MIN embeds temporality implicitly rather than as a separate temporal model. Timestamps attach directly to entities and processes. Temporal ordering emerges from process chains: if Process B uses the output of Process A, then A precedes B. Epistemic succession uses supersedes — when a new Epistemicum replaces an old one, the temporal dimension is captured structurally, not through explicit time intervals.

What alignment provides: - OWL-Time (alignment/min-time.ttl): min:Process rdfs:subClassOf time:ProperInterval — processes can be treated as time intervals by OWL-Time reasoners. - PROV-O (alignment/min-prov.ttl): min:startedAt rdfs:subPropertyOf prov:startedAtTime — timestamps become visible to PROV-O tools.

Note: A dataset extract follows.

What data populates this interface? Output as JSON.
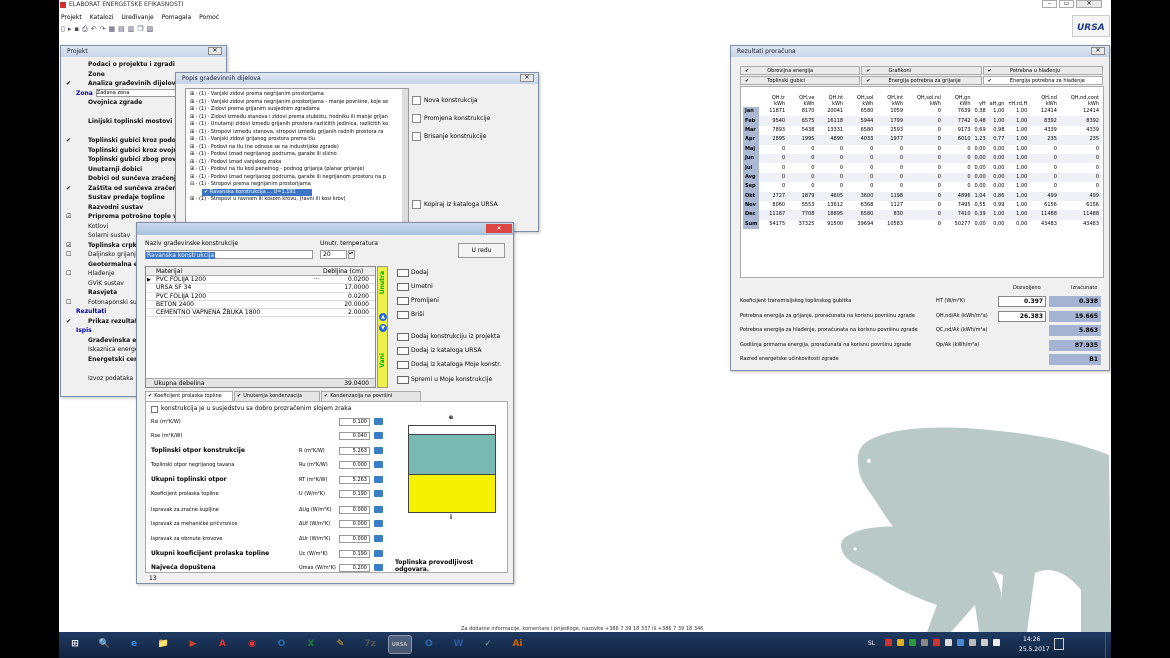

What belongs in the domain layer: - Time series data (sensor readings at millisecond resolution) - Lifecycle phase models (design → manufacture → use → end-of-life) - Calendar and scheduling constraints - Allen interval relations (before, during, overlaps)


Summary: eight axes

1. Materiality     What exists physically?                → Nexus
2. Formality       What determines without causing?       → Forma
3. Agency          Who acts?                              → Agent
4. Causality       How does it connect?                   → Relations
5. Epistemics      What do we know, how certain?          → Epistemicum
6. Uncertainty     What do we not know?                   → Possibile + isQuantifiable
7. Provenance      Where does the information come from?  → Data + originatedBy + supportedBy
8. Temporality     When does it happen?                   → hasTimestamp + startedAt/endedAt

What MIN deliberately does NOT cover

Concern Why not Where instead
Truth "X is true" is not a MIN concept. Epistemicum says what is believed, not what is.
Bayesian propagation Confidence propagation is a Process, not an axiom. Domain layer
Time series Temporal resolution belongs in the domain layer. sdata-measurements
Physical units Unit systems are orthogonal to ontological structure. QUDT alignment
Emotions "I feel the component will fail" is not propositional.
Self-reference "I believe that I believe" is not cleanly modelable in OWL.